So today I had a pingback comment for my I Am Sad post about the deaths of Ron Palillo and Harry Harrison. Pingbacks aren’t unusual, but I couldn’t tell what sort of site it was, so I clicked on the link, (always a bit of a risk,) and it was some site where people could ask random questions or just put some stuff up. At least that’s what it seemed like but it had no page explaining exactly what the site was or what it was for or who ran it. Someone had put up my whole post there, presumably as information about the actor and author deaths. And if people who did this stole your stuff, the site had a disclaimer but you could complain to them about infringement. I did not do this because the posting did in fact credit my blog with hyperlink as the source for the post and I don’t mind somebody doing that as long as they aren’t claiming my words for their own. Plus I have no desire to give these people, whoever they are, my email address. But this unthemed, not spam conglomeration, akin to holding out a big net to see what flotsam and jetsam wander into it, seems strange to me.

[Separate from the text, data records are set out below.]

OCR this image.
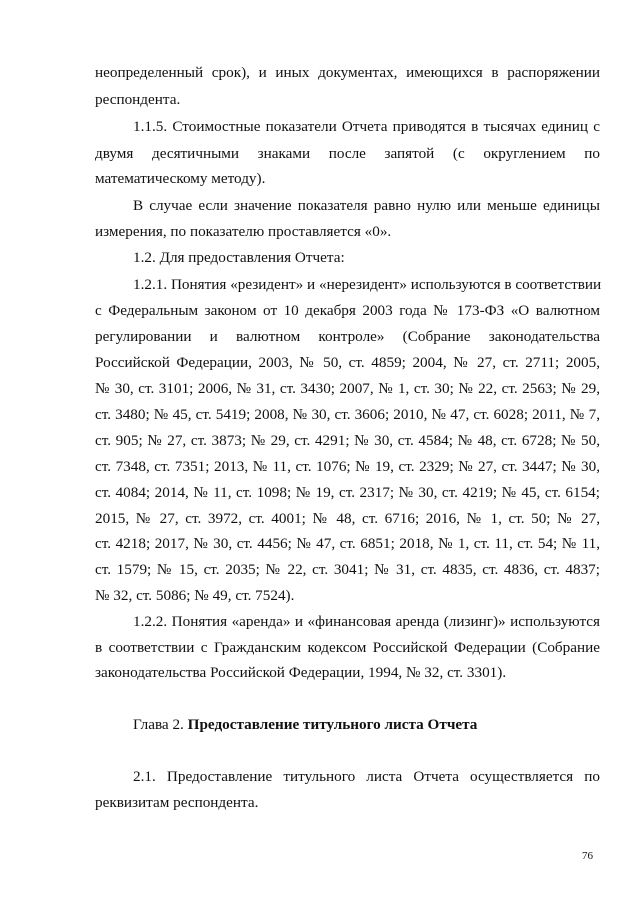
неопределенный срок), и иных документах, имеющихся в распоряжении

респондента.

1.1.5. Стоимостные показатели Отчета приводятся в тысячах единиц с

двумя десятичными знаками после запятой (с округлением по

математическому методу).

В случае если значение показателя равно нулю или меньше единицы

измерения, по показателю проставляется «0».

1.2. Для предоставления Отчета:

1.2.1. Понятия «резидент» и «нерезидент» используются в соответствии

с Федеральным законом от 10 декабря 2003 года № 173-ФЗ «О валютном

регулировании и валютном контроле» (Собрание законодательства

Российской Федерации, 2003, № 50, ст. 4859; 2004, № 27, ст. 2711; 2005,

№ 30, ст. 3101; 2006, № 31, ст. 3430; 2007, № 1, ст. 30; № 22, ст. 2563; № 29,

ст. 3480; № 45, ст. 5419; 2008, № 30, ст. 3606; 2010, № 47, ст. 6028; 2011, № 7,

ст. 905; № 27, ст. 3873; № 29, ст. 4291; № 30, ст. 4584; № 48, ст. 6728; № 50,

ст. 7348, ст. 7351; 2013, № 11, ст. 1076; № 19, ст. 2329; № 27, ст. 3447; № 30,

ст. 4084; 2014, № 11, ст. 1098; № 19, ст. 2317; № 30, ст. 4219; № 45, ст. 6154;

2015, № 27, ст. 3972, ст. 4001; № 48, ст. 6716; 2016, № 1, ст. 50; № 27,

ст. 4218; 2017, № 30, ст. 4456; № 47, ст. 6851; 2018, № 1, ст. 11, ст. 54; № 11,

ст. 1579; № 15, ст. 2035; № 22, ст. 3041; № 31, ст. 4835, ст. 4836, ст. 4837;

№ 32, ст. 5086; № 49, ст. 7524).

1.2.2. Понятия «аренда» и «финансовая аренда (лизинг)» используются

в соответствии с Гражданским кодексом Российской Федерации (Собрание

законодательства Российской Федерации, 1994, № 32, ст. 3301).

Глава 2. Предоставление титульного листа Отчета

2.1. Предоставление титульного листа Отчета осуществляется по

реквизитам респондента.

76
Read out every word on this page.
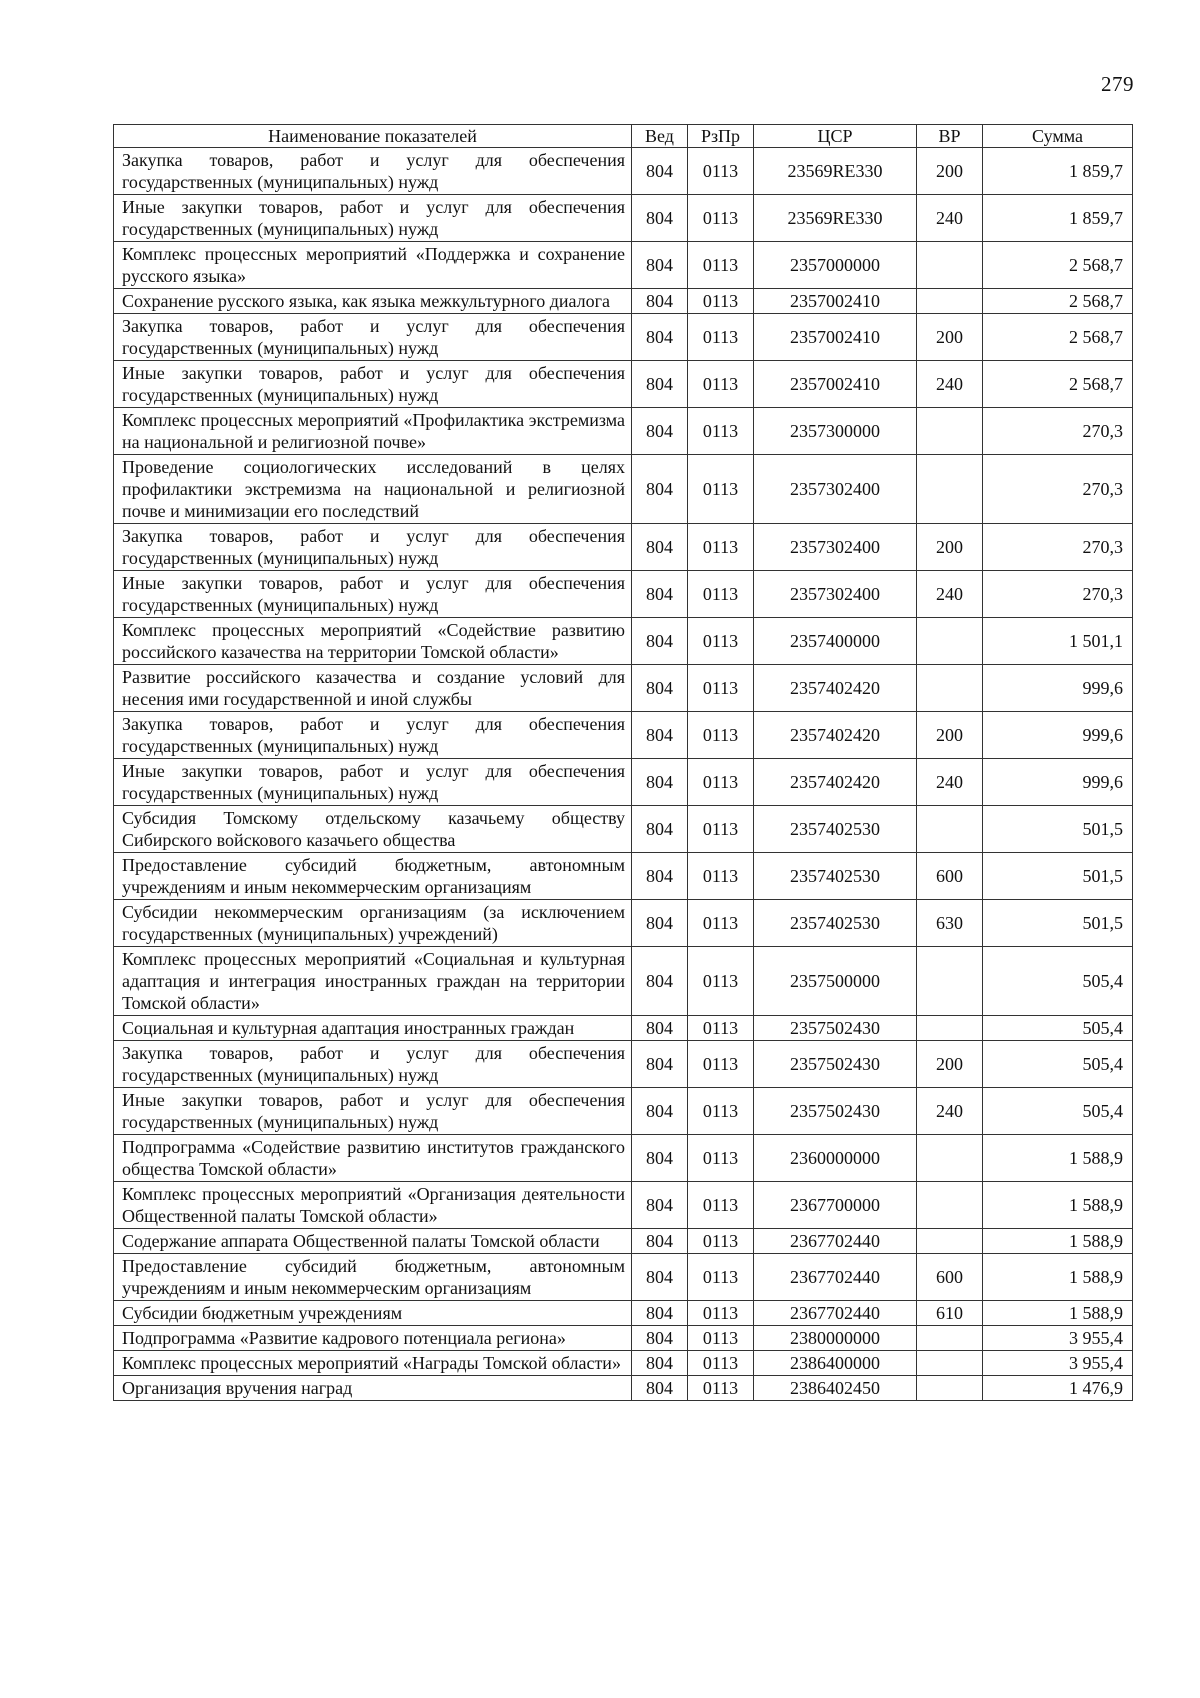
279
Наименование показателей	Вед	РзПр	ЦСР	ВР	Сумма
Закупка товаров, работ и услуг для обеспечения государственных (муниципальных) нужд	804	0113	23569RE330	200	1 859,7
Иные закупки товаров, работ и услуг для обеспечения государственных (муниципальных) нужд	804	0113	23569RE330	240	1 859,7
Комплекс процессных мероприятий «Поддержка и сохранение русского языка»	804	0113	2357000000		2 568,7
Сохранение русского языка, как языка межкультурного диалога	804	0113	2357002410		2 568,7
Закупка товаров, работ и услуг для обеспечения государственных (муниципальных) нужд	804	0113	2357002410	200	2 568,7
Иные закупки товаров, работ и услуг для обеспечения государственных (муниципальных) нужд	804	0113	2357002410	240	2 568,7
Комплекс процессных мероприятий «Профилактика экстремизма на национальной и религиозной почве»	804	0113	2357300000		270,3
Проведение социологических исследований в целях профилактики экстремизма на национальной и религиозной почве и минимизации его последствий	804	0113	2357302400		270,3
Закупка товаров, работ и услуг для обеспечения государственных (муниципальных) нужд	804	0113	2357302400	200	270,3
Иные закупки товаров, работ и услуг для обеспечения государственных (муниципальных) нужд	804	0113	2357302400	240	270,3
Комплекс процессных мероприятий «Содействие развитию российского казачества на территории Томской области»	804	0113	2357400000		1 501,1
Развитие российского казачества и создание условий для несения ими государственной и иной службы	804	0113	2357402420		999,6
Закупка товаров, работ и услуг для обеспечения государственных (муниципальных) нужд	804	0113	2357402420	200	999,6
Иные закупки товаров, работ и услуг для обеспечения государственных (муниципальных) нужд	804	0113	2357402420	240	999,6
Субсидия Томскому отдельскому казачьему обществу Сибирского войскового казачьего общества	804	0113	2357402530		501,5
Предоставление субсидий бюджетным, автономным учреждениям и иным некоммерческим организациям	804	0113	2357402530	600	501,5
Субсидии некоммерческим организациям (за исключением государственных (муниципальных) учреждений)	804	0113	2357402530	630	501,5
Комплекс процессных мероприятий «Социальная и культурная адаптация и интеграция иностранных граждан на территории Томской области»	804	0113	2357500000		505,4
Социальная и культурная адаптация иностранных граждан	804	0113	2357502430		505,4
Закупка товаров, работ и услуг для обеспечения государственных (муниципальных) нужд	804	0113	2357502430	200	505,4
Иные закупки товаров, работ и услуг для обеспечения государственных (муниципальных) нужд	804	0113	2357502430	240	505,4
Подпрограмма «Содействие развитию институтов гражданского общества Томской области»	804	0113	2360000000		1 588,9
Комплекс процессных мероприятий «Организация деятельности Общественной палаты Томской области»	804	0113	2367700000		1 588,9
Содержание аппарата Общественной палаты Томской области	804	0113	2367702440		1 588,9
Предоставление субсидий бюджетным, автономным учреждениям и иным некоммерческим организациям	804	0113	2367702440	600	1 588,9
Субсидии бюджетным учреждениям	804	0113	2367702440	610	1 588,9
Подпрограмма «Развитие кадрового потенциала региона»	804	0113	2380000000		3 955,4
Комплекс процессных мероприятий «Награды Томской области»	804	0113	2386400000		3 955,4
Организация вручения наград	804	0113	2386402450		1 476,9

And yet, it probably isn’t strange. It’s probably very common on the Net, well known phenomena to long term bloggers and Net surfers. I mean somebody must use that site and someone definitely re-posted my post on it. And it strikes me in writing entries on this blog, on a blog software site that offers the space for free for promotional purposes, out into the ether, that I am in fact writing in a language that I don’t really understand, through technology and software I don’t know, to be used and interpreted in numerous ways that I have no awareness of whatsoever, even though I am just one of millions of dimly speaking voices in the electronic print interface. And it all seems to be controlled by random collections through search engines. Perhaps Google really has become the essence of the Illuminati. I don’t know.
But clearly, i don’t thoroughly understand pingbacks yet.
Has anyone else found their words ended up somewhere weird on the Net?